À Thiron-Gardais, petit bourg du Perche de moins de mille habitants, le patrimoine n’est pas un mot figé. Il vit, il s’habite, il s’invente. Depuis 2013, Stéphane Bern y restaure patiemment un ancien collège royal, devenu à la fois lieu de vie, musée et symbole. Chaque année, plus de 13 000 visiteurs viennent découvrir ce joyau architectural. Beaucoup espèrent même, en franchissant ses portes, entrer un peu « chez Stéphane Bern » raconte Yori Baillères qui partage sa vie depuis cinq ans.
De cette envie est née une idée simple : prolonger l’expérience. D’abord à travers une première marque, Collège Royal, qui décline l’univers du lieu en objets de décoration et d’art de vivre (tabliers, coussins, mugs) inspirés du patrimoine textile français. Puis, depuis fin 2025, à travers une ligne plus libre, plus pop, plus joyeusement décalée : Paris le Perche.
Focus sur les animaux et jeux de mots de Stéphane Bern
Portée par Stéphane Bern et Yori Baillères, Paris le Perche est née presque par accident. « Nous avions déjà lancé des tee-shirts blancs, qui ont immédiatement rencontré leur public », raconte Yori. Très vite, l’envie de pousser plus loin s’impose : une marque à part entière, plus fun, plus graphique, capable de dialoguer avec une génération plus jeune ».
Aujourd’hui, la collection compte une trentaine de pièces : tee-shirts en coton coloré, tote bags, chaussettes, mugs, bougies, cahiers, savons, magnets. Tous partagent une même signature : un mélange assumé de patrimoine, d’humour et de tendresse. Avec en fil rouge, les célèbres jeux de mots de Stéphane Bern « Bern to be alive », « Happy Bern’s Day », « Bern to be cool » ou encore « nom d’une pipe » que Stéphane Bern répète à l’envie. Mais aussi des phrases plus coquines que seuls certains comprendront telles que « en mode pacha » qui côtoient des animaux devenus emblématiques. A commencer par les deux teckels de la maison, véritables mascottes de la marque, « pourris gâtés » selon Yori.

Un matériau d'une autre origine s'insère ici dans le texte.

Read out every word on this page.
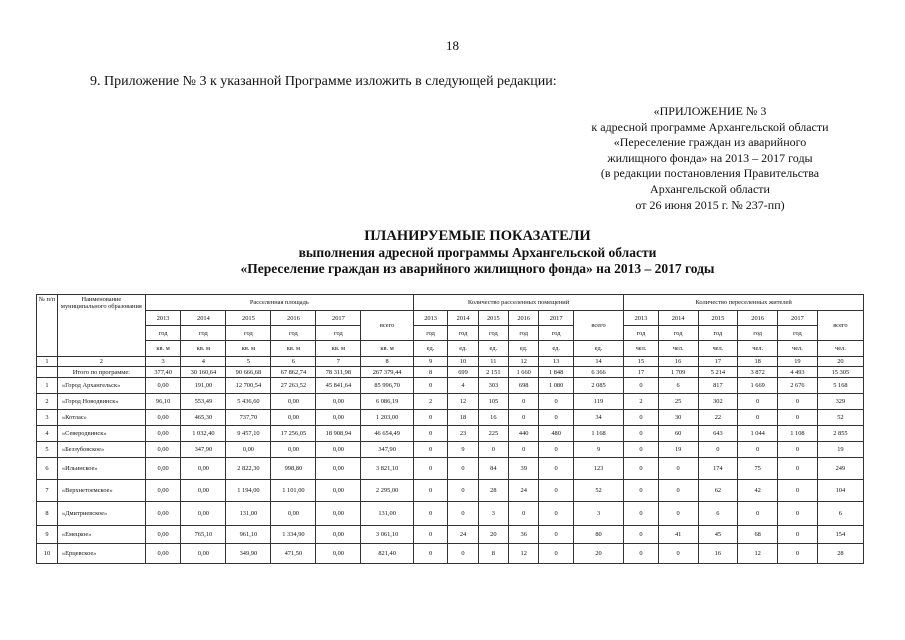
18
9. Приложение № 3 к указанной Программе изложить в следующей редакции:
«ПРИЛОЖЕНИЕ № 3
к адресной программе Архангельской области
«Переселение граждан из аварийного
жилищного фонда» на 2013 – 2017 годы
(в редакции постановления Правительства
Архангельской области
от 26 июня 2015 г. № 237-пп)
ПЛАНИРУЕМЫЕ ПОКАЗАТЕЛИ
выполнения адресной программы Архангельской области
«Переселение граждан из аварийного жилищного фонда» на 2013 – 2017 годы
№ п/п	Наименование муниципального образования	Расселенная площадь						Количество расселенных помещений						Количество переселенных жителей					
		2013	2014	2015	2016	2017	всего	2013	2014	2015	2016	2017	всего	2013	2014	2015	2016	2017	всего
		год	год	год	год	год		год	год	год	год	год		год	год	год	год	год	
		кв. м	кв. м	кв. м	кв. м	кв. м	кв. м	ед.	ед.	ед.	ед.	ед.	ед.	чел.	чел.	чел.	чел.	чел.	чел.
1	2	3	4	5	6	7	8	9	10	11	12	13	14	15	16	17	18	19	20
	Итого по программе:	377,40	30 160,64	90 666,68	67 862,74	78 311,98	267 379,44	8	699	2 151	1 660	1 848	6 366	17	1 709	5 214	3 872	4 493	15 305
1	«Город Архангельск»	0,00	191,00	12 700,54	27 263,52	45 841,64	85 996,70	0	4	303	698	1 080	2 085	0	6	817	1 669	2 676	5 168
2	«Город Новодвинск»	96,10	553,49	5 436,60	0,00	0,00	6 086,19	2	12	105	0	0	119	2	25	302	0	0	329
3	«Котлас»	0,00	465,30	737,70	0,00	0,00	1 203,00	0	18	16	0	0	34	0	30	22	0	0	52
4	«Северодвинск»	0,00	1 032,40	9 457,10	17 256,05	18 908,94	46 654,49	0	23	225	440	480	1 168	0	60	643	1 044	1 108	2 855
5	«Беззубовское»	0,00	347,90	0,00	0,00	0,00	347,90	0	9	0	0	0	9	0	19	0	0	0	19
6	«Ильинское»	0,00	0,00	2 822,30	998,80	0,00	3 821,10	0	0	84	39	0	123	0	0	174	75	0	249
7	«Верхнетоемское»	0,00	0,00	1 194,00	1 101,00	0,00	2 295,00	0	0	28	24	0	52	0	0	62	42	0	104
8	«Дмитриевское»	0,00	0,00	131,00	0,00	0,00	131,00	0	0	3	0	0	3	0	0	6	0	0	6
9	«Емецкое»	0,00	765,10	961,10	1 334,90	0,00	3 061,10	0	24	20	36	0	80	0	41	45	68	0	154
10	«Ерцевское»	0,00	0,00	349,90	471,50	0,00	821,40	0	0	8	12	0	20	0	0	16	12	0	28
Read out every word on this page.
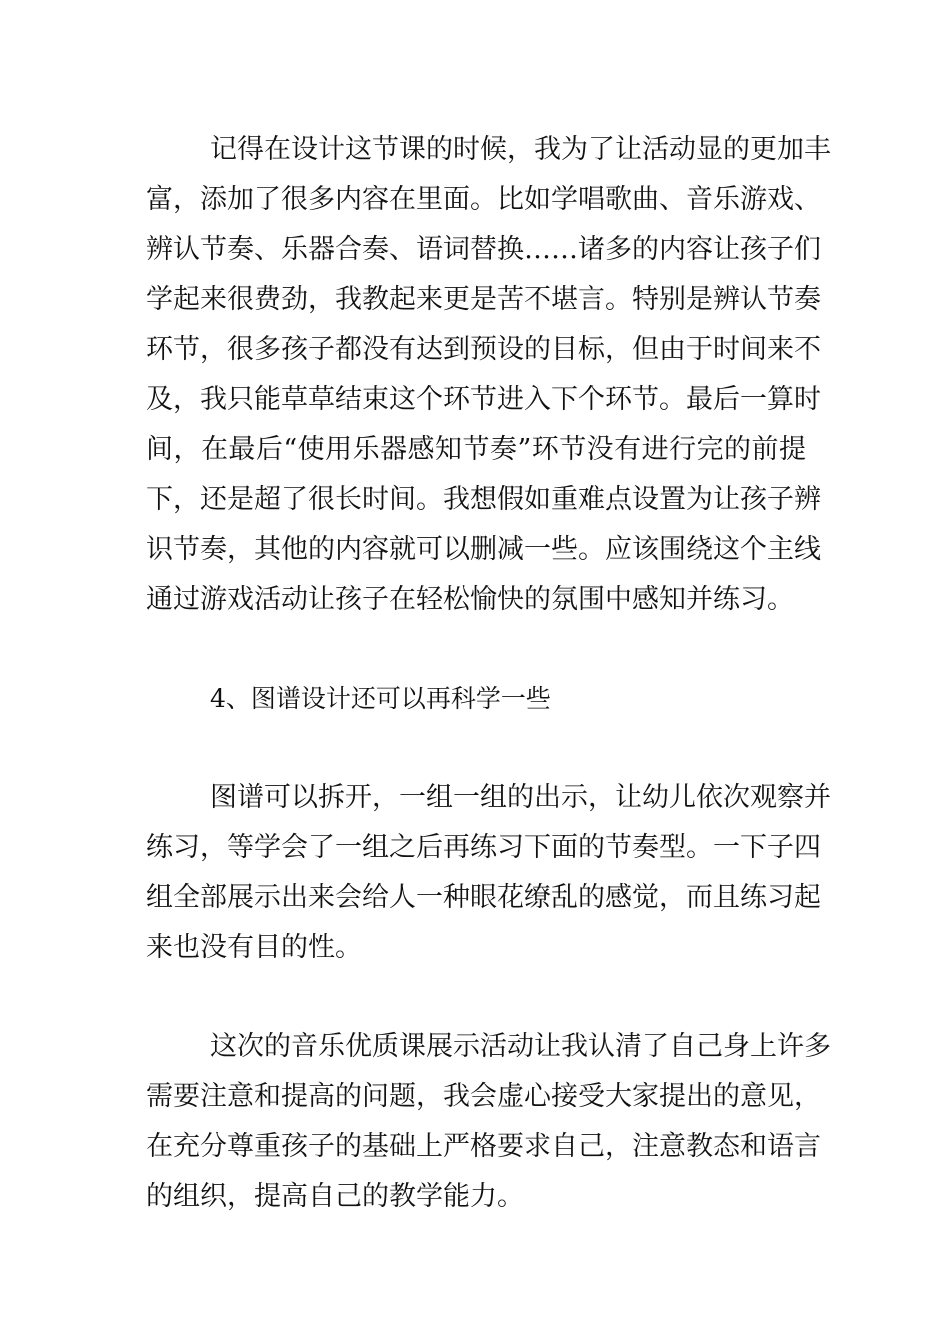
记得在设计这节课的时候，我为了让活动显的更加丰

富，添加了很多内容在里面。比如学唱歌曲、音乐游戏、

辨认节奏、乐器合奏、语词替换……诸多的内容让孩子们

学起来很费劲，我教起来更是苦不堪言。特别是辨认节奏

环节，很多孩子都没有达到预设的目标，但由于时间来不

及，我只能草草结束这个环节进入下个环节。最后一算时

间，在最后“使用乐器感知节奏”环节没有进行完的前提

下，还是超了很长时间。我想假如重难点设置为让孩子辨

识节奏，其他的内容就可以删减一些。应该围绕这个主线

通过游戏活动让孩子在轻松愉快的氛围中感知并练习。

4、图谱设计还可以再科学一些

图谱可以拆开，一组一组的出示，让幼儿依次观察并

练习，等学会了一组之后再练习下面的节奏型。一下子四

组全部展示出来会给人一种眼花缭乱的感觉，而且练习起

来也没有目的性。

这次的音乐优质课展示活动让我认清了自己身上许多

需要注意和提高的问题，我会虚心接受大家提出的意见，

在充分尊重孩子的基础上严格要求自己，注意教态和语言

的组织，提高自己的教学能力。
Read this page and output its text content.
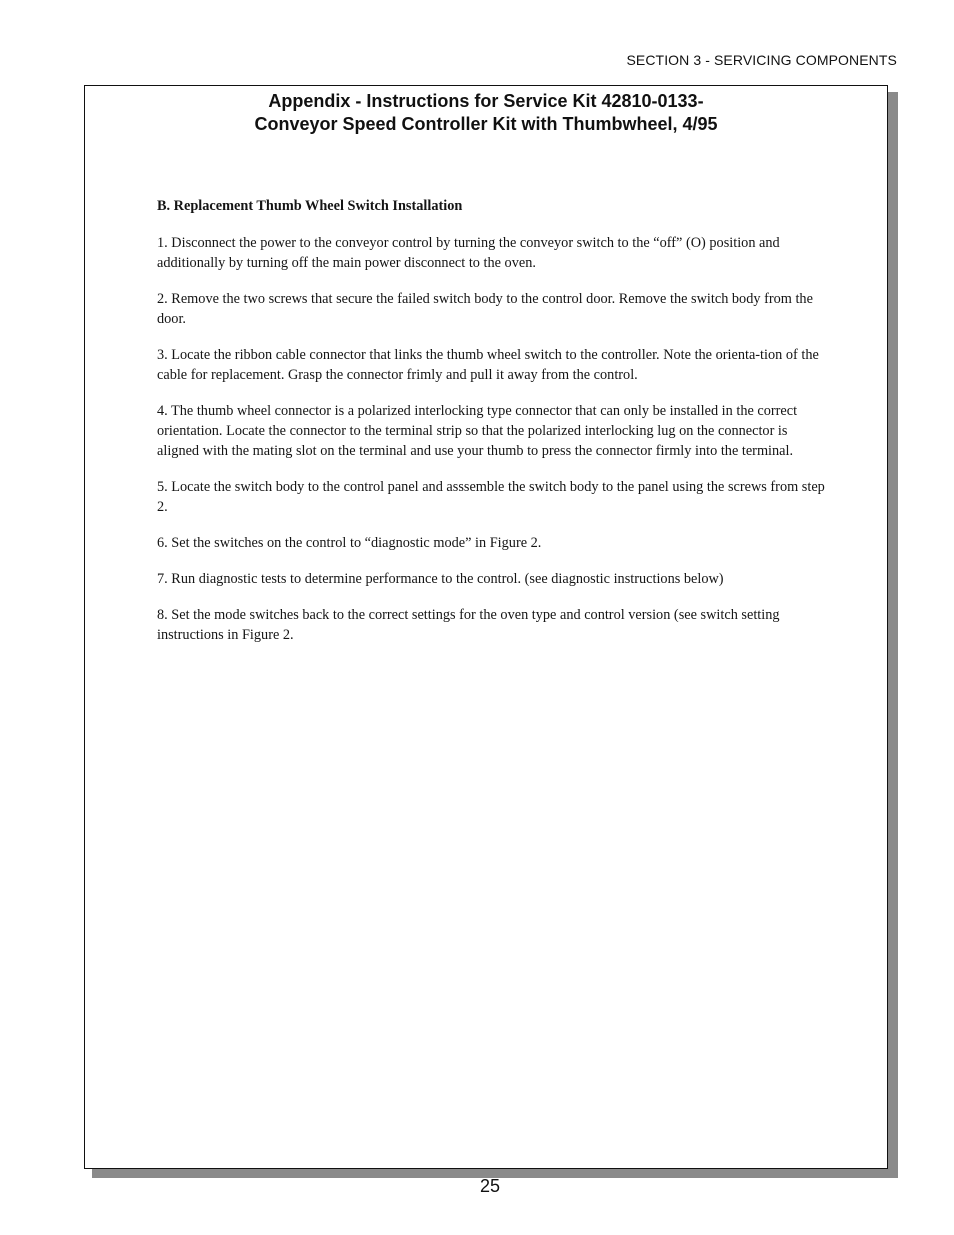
SECTION 3 - SERVICING COMPONENTS
Appendix - Instructions for Service Kit 42810-0133-
Conveyor Speed Controller Kit with Thumbwheel, 4/95

B. Replacement Thumb Wheel Switch Installation

1. Disconnect the power to the conveyor control by turning the conveyor switch to the “off” (O) position and additionally by turning off the main power disconnect to the oven.

2. Remove the two screws that secure the failed switch body to the control door. Remove the switch body from the door.

3. Locate the ribbon cable connector that links the thumb wheel switch to the controller. Note the orienta-tion of the cable for replacement. Grasp the connector frimly and pull it away from the control.

4. The thumb wheel connector is a polarized interlocking type connector that can only be installed in the correct orientation. Locate the connector to the terminal strip so that the polarized interlocking lug on the connector is aligned with the mating slot on the terminal and use your thumb to press the connector firmly into the terminal.

5. Locate the switch body to the control panel and asssemble the switch body to the panel using the screws from step 2.

6. Set the switches on the control to “diagnostic mode” in Figure 2.

7. Run diagnostic tests to determine performance to the control. (see diagnostic instructions below)

8. Set the mode switches back to the correct settings for the oven type and control version (see switch setting instructions in Figure 2.

25
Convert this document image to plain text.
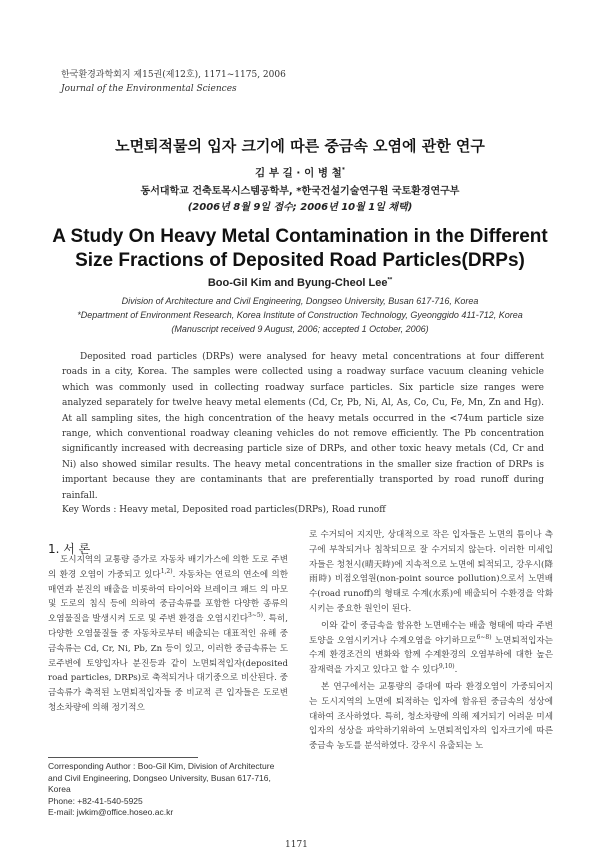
한국환경과학회지 제15권(제12호), 1171~1175, 2006
Journal of the Environmental Sciences
노면퇴적물의 입자 크기에 따른 중금속 오염에 관한 연구
김 부 길 · 이 병 철*
동서대학교 건축토목시스템공학부, *한국건설기술연구원 국토환경연구부
(2006년 8월 9일 접수; 2006년 10월 1일 채택)
A Study On Heavy Metal Contamination in the Different Size Fractions of Deposited Road Particles(DRPs)
Boo-Gil Kim and Byung-Cheol Lee**
Division of Architecture and Civil Engineering, Dongseo University, Busan 617-716, Korea
*Department of Environment Research, Korea Institute of Construction Technology, Gyeonggido 411-712, Korea
(Manuscript received 9 August, 2006; accepted 1 October, 2006)
Deposited road particles (DRPs) were analysed for heavy metal concentrations at four different roads in a city, Korea. The samples were collected using a roadway surface vacuum cleaning vehicle which was commonly used in collecting roadway surface particles. Six particle size ranges were analyzed separately for twelve heavy metal elements (Cd, Cr, Pb, Ni, Al, As, Co, Cu, Fe, Mn, Zn and Hg). At all sampling sites, the high concentration of the heavy metals occurred in the <74um particle size range, which conventional roadway cleaning vehicles do not remove efficiently. The Pb concentration significantly increased with decreasing particle size of DRPs, and other toxic heavy metals (Cd, Cr and Ni) also showed similar results. The heavy metal concentrations in the smaller size fraction of DRPs is important because they are contaminants that are preferentially transported by road runoff during rainfall.
Key Words : Heavy metal, Deposited road particles(DRPs), Road runoff
1. 서 론

도시지역의 교통량 증가로 자동차 배기가스에 의한 도로 주변의 환경 오염이 가중되고 있다$^{1,2)}$. 자동차는 연료의 연소에 의한 매연과 분진의 배출을 비롯하여 타이어와 브레이크 패드 의 마모 및 도로의 침식 등에 의하여 중금속류를 포함한 다양한 종류의 오염물질을 발생시켜 도로 및 주변 환경을 오염시킨다$^{3\sim 5)}$. 특히, 다양한 오염물질들 중 자동차로부터 배출되는 대표적인 유해 중금속류는 Cd, Cr, Ni, Pb, Zn 등이 있고, 이러한 중금속류는 도로주변에 토양입자나 분진등과 같이 노면퇴적입자(deposited road particles, DRPs)로 축적되거나 대기중으로 비산된다. 중금속류가 축적된 노면퇴적입자들 중 비교적 큰 입자들은 도로변 청소차량에 의해 정기적으

로 수거되어 지지만, 상대적으로 작은 입자들은 노면의 틈이나 측구에 부착되거나 침착되므로 잘 수거되지 않는다. 이러한 미세입자들은 청천시(晴天時)에 지속적으로 노면에 퇴적되고, 강우시(降雨時) 비점오염원(non-point source pollution)으로서 노면배수(road runoff)의 형태로 수계(水系)에 배출되어 수환경을 악화시키는 중요한 원인이 된다.

이와 같이 중금속을 함유한 노면배수는 배출 형태에 따라 주변 토양을 오염시키거나 수계오염을 야기하므로$^{6\sim 8)}$ 노면퇴적입자는 수계 환경조건의 변화와 함께 수계환경의 오염부하에 대한 높은 잠재력을 가지고 있다고 할 수 있다$^{9,10)}$.

본 연구에서는 교통량의 증대에 따라 환경오염이 가중되어지는 도시지역의 노면에 퇴적하는 입자에 함유된 중금속의 성상에 대하여 조사하였다. 특히, 청소차량에 의해 제거되기 어려운 미세입자의 성상을 파악하기위하여 노면퇴적입자의 입자크기에 따른 중금속 농도를 분석하였다. 강우시 유출되는 노

Corresponding Author : Boo-Gil Kim, Division of Architecture and Civil Engineering, Dongseo University, Busan 617-716, Korea
Phone: +82-41-540-5925
E-mail: jwkim@office.hoseo.ac.kr
1171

L’engagement de Paris le Perche
« Les chiens ou les chats sont des petites personnes », sourit ce dernier qui a eu un véritable coup de cœur pour les animaux à 35 ans. « Ils ont leur sensibilité, leur caractère, comme les enfants ». Ici, pas d’animaux instrumentalisés ni mis en scène à tout prix. Le regard est respectueux, militant assumé. La marque met à l’honneur ceux que l’on maltraite souvent : rats, pigeons, chats, chiens. Un cheval percheron couronné, des animaux qui s’enlacent, partent à la chasse ou posent avec une ironie délicate. Toujours avec une distance juste, jamais cruelle.
Cette attention se prolonge dans un engagement concret : certains produits (pour l’instant les t-shirt) sont réalisés en partenariat avec la SPA, une collaboration mûrie de longue date. « Nous voulions faire quelque chose de juste, pas opportuniste », explique Yori. « Et aujourd’hui, nous réfléchissons à aller encore plus loin ».
Toile de Jouy et sweat à capuche
Ce qui frappe, en coulisses, c’est la cohérence du duo. Plus la marque avance, plus elle révèle la rencontre de deux univers : celui de Stéphane Bern, amoureux du patrimoine, de l’Histoire et des symboles, qui devient de plus en plus rock, et celui de Yori, entrepreneur, attentif aux usages, aux publics, aux signaux contemporains. Le mélange des genres fonctionne et il n’est pas rare qu’un client reparte avec un tablier en toile de Jouy et un tee-shirt streetwear à l’effigie d’un teckel à poil dur.
Vous l’aurez compris, Paris le Perche, comme Collège Royal, n’est pas une marque de vêtements au sens classique. C’est un récit. Une manière de dire que le patrimoine peut être joyeux, accessible, vivant. Que l’on peut aimer les lys, les couronnes (parfois détournées) et porter un sweat à capuche sans renier l’élégance. Et que, parfois, un simple tee-shirt peut raconter une histoire commune, faite d’humour et de liberté.